Maori Davenport of Troy, Alabama is a heck of a high school basketball player.
Last season, as a junior, Maori averaged 18.2 points, 12.2 rebounds and 5.2 blocks, and led her high school to the Class 5A state title. The year before, in a losing effort in the state title game, she had 20 points and 25 rebounds and swatted away 19 shots, an Alabama state record. She has committed to play at Rutgers.
Last November, however, Maori, a 6-foot-4 forward, was called into her principal’s office and told that the Alabama High School Athletic Association had ruled her ineligible for one year, her senior season.
Why? Well, the story begins last summer. Maori was part of the USA’ Women’s Under-18 team at the America’s Championship in Mexico City, where she led the team to the gold medal, leading the team in rebounding and blocked shots.
After the tournament, USA Basketball sent Maori, and every other girl on the team, a stipend of $857.20, effectively to compensate them for wages they could have earned working summer jobs rather than practicing and competing. What neither USA Basketball nor Maori knew was that such payments — while allowed at the collegiate level and by most states — are prohibited by the Alabama high school athletic governing body. In November, when she learned that the stipend wasn’t allowed, she returned the money to USA Basketball. That wasn’t good enough for the Alabama authorities, who suspended her for the season.

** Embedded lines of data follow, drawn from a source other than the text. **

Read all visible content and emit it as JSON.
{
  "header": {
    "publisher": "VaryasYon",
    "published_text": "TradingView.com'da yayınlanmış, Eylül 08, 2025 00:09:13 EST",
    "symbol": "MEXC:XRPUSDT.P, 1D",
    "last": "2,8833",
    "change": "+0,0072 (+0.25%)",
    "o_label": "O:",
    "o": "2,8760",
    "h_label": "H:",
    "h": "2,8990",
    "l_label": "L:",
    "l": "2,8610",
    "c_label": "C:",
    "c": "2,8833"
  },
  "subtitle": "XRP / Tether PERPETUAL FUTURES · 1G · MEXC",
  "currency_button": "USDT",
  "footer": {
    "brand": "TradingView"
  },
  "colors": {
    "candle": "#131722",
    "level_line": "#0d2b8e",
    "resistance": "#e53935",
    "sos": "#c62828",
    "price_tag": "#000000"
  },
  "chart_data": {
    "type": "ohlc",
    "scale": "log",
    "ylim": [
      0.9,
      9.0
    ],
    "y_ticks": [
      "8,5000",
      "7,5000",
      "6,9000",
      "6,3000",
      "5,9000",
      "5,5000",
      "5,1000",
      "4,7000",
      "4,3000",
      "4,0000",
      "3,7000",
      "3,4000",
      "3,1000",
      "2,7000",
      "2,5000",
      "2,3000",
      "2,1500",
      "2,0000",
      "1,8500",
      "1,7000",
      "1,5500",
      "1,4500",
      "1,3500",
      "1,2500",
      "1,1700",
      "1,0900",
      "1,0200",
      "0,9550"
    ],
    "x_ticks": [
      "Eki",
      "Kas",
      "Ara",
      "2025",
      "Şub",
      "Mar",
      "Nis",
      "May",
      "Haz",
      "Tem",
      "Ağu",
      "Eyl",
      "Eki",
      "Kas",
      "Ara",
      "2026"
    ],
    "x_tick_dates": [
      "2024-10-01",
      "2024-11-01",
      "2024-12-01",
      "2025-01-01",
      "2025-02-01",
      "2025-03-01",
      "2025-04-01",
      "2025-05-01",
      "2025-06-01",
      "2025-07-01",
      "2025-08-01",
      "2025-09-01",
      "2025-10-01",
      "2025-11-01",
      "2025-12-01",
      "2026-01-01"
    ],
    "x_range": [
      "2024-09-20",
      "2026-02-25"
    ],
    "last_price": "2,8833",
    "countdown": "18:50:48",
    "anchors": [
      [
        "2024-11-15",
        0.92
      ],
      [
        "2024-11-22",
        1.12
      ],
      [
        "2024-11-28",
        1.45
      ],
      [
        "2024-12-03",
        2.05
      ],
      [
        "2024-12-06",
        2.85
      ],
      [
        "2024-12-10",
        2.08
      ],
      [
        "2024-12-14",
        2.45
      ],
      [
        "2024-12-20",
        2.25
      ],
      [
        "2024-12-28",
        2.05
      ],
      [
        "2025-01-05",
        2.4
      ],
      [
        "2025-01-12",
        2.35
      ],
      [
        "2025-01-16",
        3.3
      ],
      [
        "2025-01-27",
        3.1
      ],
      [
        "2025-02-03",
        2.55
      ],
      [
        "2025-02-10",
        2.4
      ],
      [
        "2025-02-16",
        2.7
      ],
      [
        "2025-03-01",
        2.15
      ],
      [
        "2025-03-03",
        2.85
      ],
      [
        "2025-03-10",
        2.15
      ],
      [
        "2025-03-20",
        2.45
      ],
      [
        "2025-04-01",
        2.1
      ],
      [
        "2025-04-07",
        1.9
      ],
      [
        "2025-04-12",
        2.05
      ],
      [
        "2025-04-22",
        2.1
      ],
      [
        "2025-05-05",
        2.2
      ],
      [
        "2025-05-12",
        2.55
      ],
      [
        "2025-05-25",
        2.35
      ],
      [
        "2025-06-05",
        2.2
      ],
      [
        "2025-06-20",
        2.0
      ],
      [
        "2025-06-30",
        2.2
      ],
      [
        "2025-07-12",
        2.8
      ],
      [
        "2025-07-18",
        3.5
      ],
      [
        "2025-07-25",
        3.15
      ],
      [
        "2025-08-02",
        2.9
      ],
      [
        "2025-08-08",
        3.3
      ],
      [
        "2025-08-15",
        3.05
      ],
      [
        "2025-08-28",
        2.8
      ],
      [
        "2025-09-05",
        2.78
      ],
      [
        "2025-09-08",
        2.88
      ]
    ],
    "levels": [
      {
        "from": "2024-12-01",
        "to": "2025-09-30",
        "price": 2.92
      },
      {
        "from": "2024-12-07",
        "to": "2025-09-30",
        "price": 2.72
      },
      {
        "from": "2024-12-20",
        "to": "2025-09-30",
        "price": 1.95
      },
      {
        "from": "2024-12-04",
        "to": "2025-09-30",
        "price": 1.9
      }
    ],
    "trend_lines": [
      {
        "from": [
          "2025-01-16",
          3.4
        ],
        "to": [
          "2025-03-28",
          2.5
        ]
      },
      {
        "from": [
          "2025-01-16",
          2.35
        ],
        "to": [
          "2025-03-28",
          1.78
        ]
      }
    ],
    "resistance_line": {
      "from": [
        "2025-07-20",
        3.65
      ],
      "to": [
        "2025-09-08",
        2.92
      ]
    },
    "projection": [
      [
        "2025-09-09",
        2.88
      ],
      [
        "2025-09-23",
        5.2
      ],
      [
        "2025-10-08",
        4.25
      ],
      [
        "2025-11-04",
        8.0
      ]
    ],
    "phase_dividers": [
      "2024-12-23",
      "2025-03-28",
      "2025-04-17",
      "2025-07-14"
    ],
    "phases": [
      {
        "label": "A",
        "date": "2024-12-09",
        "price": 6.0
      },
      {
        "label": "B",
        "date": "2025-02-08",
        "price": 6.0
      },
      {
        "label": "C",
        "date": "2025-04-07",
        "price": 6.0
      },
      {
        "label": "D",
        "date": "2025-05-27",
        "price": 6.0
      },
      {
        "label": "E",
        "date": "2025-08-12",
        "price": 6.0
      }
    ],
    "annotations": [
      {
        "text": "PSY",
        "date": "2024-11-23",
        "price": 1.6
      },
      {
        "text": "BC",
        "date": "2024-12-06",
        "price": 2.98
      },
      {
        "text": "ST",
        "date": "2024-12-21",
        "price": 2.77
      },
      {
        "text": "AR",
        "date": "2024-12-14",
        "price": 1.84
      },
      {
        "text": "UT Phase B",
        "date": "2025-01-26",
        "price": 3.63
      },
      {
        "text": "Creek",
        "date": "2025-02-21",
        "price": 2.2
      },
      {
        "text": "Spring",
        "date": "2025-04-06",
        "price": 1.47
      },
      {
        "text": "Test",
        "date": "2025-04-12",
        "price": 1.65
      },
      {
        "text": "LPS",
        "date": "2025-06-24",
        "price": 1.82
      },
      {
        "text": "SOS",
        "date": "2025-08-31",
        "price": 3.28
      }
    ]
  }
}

Two appeals boards upheld the ruling.
Finally, common sense (in the form of the judicial system) kicked in. A judge granted her parents’ petition for immediate injunctive relief, clearing the way for Maori to play until the matter comes before the court on a full-blown merits hearing. And since, by granting the motion, the judge has already concluded that Maori’s case has a “likelihood of success,” you can bet she can focus more on the basketball court than the circuit court.
But did it really have to go this far in the first place?